Сжимаю столешницу руками, а сердце, кажется, пропускает удар.
Ведь он наступает медленно, но неустанно. Знает, стервец, что
никуда я от него не денусь. Зачем ему какие-то «нет» с моей
стороны? Он в силу своего происхождения и положения знает
иное…
Слышит и стук моего сердца, видит расширенный зрачок, дрожь рук и
судорожный вдох… И при этом хочет верить, что это не от страха.
Мне бы самой не мешало понять от чего так.
Каков мой выбор?
Его рука касается моей щеки и, кажется, я задерживаю дыхание.
- Упрямая девчонка… – Его шепот вызывает бег мурашек. – Если это
страх, то это поистине оскорбительно!
А это, действительно страх. Страх самой себя.

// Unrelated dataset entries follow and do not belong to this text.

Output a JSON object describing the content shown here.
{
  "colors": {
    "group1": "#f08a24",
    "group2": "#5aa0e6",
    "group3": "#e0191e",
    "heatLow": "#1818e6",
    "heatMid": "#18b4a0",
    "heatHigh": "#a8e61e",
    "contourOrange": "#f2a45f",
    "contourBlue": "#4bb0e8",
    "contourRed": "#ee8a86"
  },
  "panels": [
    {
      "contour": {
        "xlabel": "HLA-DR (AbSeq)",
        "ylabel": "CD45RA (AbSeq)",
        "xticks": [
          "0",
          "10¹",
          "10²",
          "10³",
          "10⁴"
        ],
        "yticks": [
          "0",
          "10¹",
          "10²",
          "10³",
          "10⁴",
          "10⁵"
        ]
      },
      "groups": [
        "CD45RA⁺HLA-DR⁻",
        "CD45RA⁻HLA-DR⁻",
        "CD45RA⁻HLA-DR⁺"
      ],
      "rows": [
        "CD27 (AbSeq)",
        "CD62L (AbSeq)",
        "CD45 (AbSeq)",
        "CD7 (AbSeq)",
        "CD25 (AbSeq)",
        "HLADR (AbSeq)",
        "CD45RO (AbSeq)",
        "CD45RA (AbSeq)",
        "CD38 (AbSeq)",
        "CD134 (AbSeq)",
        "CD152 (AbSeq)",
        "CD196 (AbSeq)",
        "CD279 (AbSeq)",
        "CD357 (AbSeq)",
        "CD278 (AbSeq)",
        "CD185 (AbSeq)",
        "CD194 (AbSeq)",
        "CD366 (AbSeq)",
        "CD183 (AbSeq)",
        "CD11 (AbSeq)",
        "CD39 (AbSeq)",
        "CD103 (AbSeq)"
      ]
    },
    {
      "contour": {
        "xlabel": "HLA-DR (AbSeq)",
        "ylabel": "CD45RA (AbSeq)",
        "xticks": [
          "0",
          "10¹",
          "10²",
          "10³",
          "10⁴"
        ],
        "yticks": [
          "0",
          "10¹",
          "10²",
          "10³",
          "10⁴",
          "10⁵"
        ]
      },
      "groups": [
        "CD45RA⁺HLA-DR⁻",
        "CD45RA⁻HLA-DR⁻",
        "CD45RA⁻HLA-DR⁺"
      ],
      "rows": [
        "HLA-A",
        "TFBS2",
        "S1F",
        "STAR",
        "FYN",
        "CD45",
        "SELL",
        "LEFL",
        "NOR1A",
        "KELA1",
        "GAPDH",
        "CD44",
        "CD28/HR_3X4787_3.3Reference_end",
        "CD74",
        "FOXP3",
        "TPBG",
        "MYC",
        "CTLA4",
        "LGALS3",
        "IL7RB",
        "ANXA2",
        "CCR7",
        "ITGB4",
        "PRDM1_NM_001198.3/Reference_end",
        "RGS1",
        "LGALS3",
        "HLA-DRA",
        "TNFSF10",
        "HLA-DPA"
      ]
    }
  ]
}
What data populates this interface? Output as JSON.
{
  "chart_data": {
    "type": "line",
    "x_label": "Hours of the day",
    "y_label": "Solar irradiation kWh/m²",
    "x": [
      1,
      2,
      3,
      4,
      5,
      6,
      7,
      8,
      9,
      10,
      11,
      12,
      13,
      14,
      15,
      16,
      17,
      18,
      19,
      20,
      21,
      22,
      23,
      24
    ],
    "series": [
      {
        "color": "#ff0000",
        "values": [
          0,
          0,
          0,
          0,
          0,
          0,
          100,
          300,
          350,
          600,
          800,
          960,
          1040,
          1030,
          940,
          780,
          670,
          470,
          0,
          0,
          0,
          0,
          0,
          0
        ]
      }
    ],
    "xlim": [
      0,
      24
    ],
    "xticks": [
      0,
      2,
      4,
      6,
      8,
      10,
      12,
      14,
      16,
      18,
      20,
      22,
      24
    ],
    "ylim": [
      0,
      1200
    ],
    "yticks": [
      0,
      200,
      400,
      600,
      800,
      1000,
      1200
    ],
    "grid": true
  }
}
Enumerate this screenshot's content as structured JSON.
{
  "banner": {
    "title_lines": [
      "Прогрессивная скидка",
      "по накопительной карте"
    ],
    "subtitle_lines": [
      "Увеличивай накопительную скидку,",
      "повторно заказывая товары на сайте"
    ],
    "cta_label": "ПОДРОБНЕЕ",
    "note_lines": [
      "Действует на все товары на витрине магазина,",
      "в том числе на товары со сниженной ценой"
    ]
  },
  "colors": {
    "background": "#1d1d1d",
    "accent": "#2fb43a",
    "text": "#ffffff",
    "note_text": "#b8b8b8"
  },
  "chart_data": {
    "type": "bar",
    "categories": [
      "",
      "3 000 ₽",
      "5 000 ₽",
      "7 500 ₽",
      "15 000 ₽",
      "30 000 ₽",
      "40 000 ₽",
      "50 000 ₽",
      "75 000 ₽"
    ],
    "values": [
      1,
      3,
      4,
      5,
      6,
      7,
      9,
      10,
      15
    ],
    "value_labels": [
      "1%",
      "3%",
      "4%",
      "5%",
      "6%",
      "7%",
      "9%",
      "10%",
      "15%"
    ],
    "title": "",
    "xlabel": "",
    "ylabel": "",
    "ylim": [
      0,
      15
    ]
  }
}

Его вторая рука сжимает мою талию, как будто боясь, что исчезну,
каким-то образом просочусь через кухонный стол и ему снова придется
достигать меня, тянуться…
- Нет. – Тихо произношу я, когда его губы оказываются в нескольких
сантиметрах от моих. – Нет.
Распахиваются окна, поднимается ветер такой силы, что я зажмуриваю
глаза. Когда открываю их – на кухне никого.
Этого ли ты хотела?
Странный запах – это первое что отчетливо осознается сквозь
отчаянную слабость, приправленную отголосками боли.
Затхлость, травы, табак.
Такого запаха не должно быть ни в моей квартире, ни в больнице,
если я все-таки там оказалась.
Неудобно. Жестко. Тело затекло, ощущается тяжелым и, как будто,
прилипшим к странному ложу. Отчетливо представляются пауки,
сковавшие меня, как большую муху, увязшую в огромной паутине.
Хочется задергаться, вскочить, разорвать путы.
- Ну, что? Выживет? – Голос прокуренный. Мужской. Каркающий.
Недовольный.
- Сколько она так лежит?
- Так со вчерашнего утра и лежит…
- Почему вызвал меня, а не лекаря? – Женщина тоже недовольна.
На мой лоб опускается что-то влажное и запах трав усиливается. Жаль
я в них не разбираюсь.
- Да сколько тот лекарь стоит! Нет у меня лишних денег.
- А станет твоя жена инвалидом, появятся!?
Жена? Здесь помимо меня еще кто-то в плачевном состоянии?
Что происходит, где врачи?
- Ты можешь что-то сделать или нет!?
- У нее сотрясение и сломаны несколько ребер! Что я могу сделать
своими настоями!? Здесь нужен лекарь!
- Ясно. Бери и проваливай! – Слышится звук падения монеты на
дерево.
Монеты?
Надо открыть глаза, но тяжесть не отпускает.
- Давай ей этот настой, Хьярвик! Он снимает боль!
- Понял, понял!
Голоса удаляются, а тяжесть побеждает.
В следующее пробуждение глаза получается открыть.
Обшарпанный незнакомый потолок почему-то оказывается отличным
рычагом к отчетливому пониманию о том, что я умерла.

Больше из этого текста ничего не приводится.